Geneva communal tax 

Each commune of the canton of Geneva determines the multiplier applied on the cantonal tax rate and hence its communal tax rate autonomously depending on its financial needs. As result, the communal taxes can vary significantly. The communal taxes are, as mentioned above, a percentage of the cantonal taxes, and are levied in conjunction with the cantonal taxes. For example, the effective communal tax of the city of Geneva is 45.5% of basic cantonal tax. The highest communal tax rate is 51% of the basic cantonal tax and is levied in the communes of Chancy and Avully. On the contrary, the lowest communal tax rate is applicable in the communes of Genthod (25%), Cologny (27%), and Collonge-Bellerive (29%).

Withholding requirements for sales of property, dividends, interest and royalties

In general, interest and dividend income derived from Swiss sources is subject to a 35% withholding tax (WHT), which tax has to be withheld from the paying party (e.g. bank or Swiss company) and is directly deducted from the gross amount paid to the recipient. Based on the facts and circumstances, this tax may be credited towards the overall income tax liability in Switzerland or may be refunded. 
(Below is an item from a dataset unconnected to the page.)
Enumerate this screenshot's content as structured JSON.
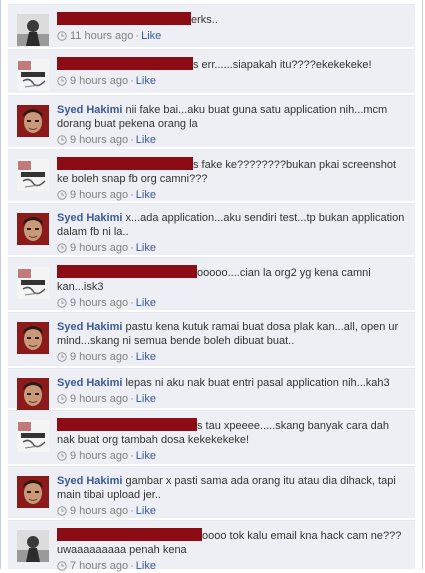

On payments received for loans secured by a property located in Switzerland (without repayment amounts, e.g. mainly mortgage interest) a tax at source may be due if the creditor (individual or legal entity) is domiciled abroad. Tax at source has to be withheld by the payer of the interest. Applicable DTTs may cap or abolish the applicable cantonal tax rates.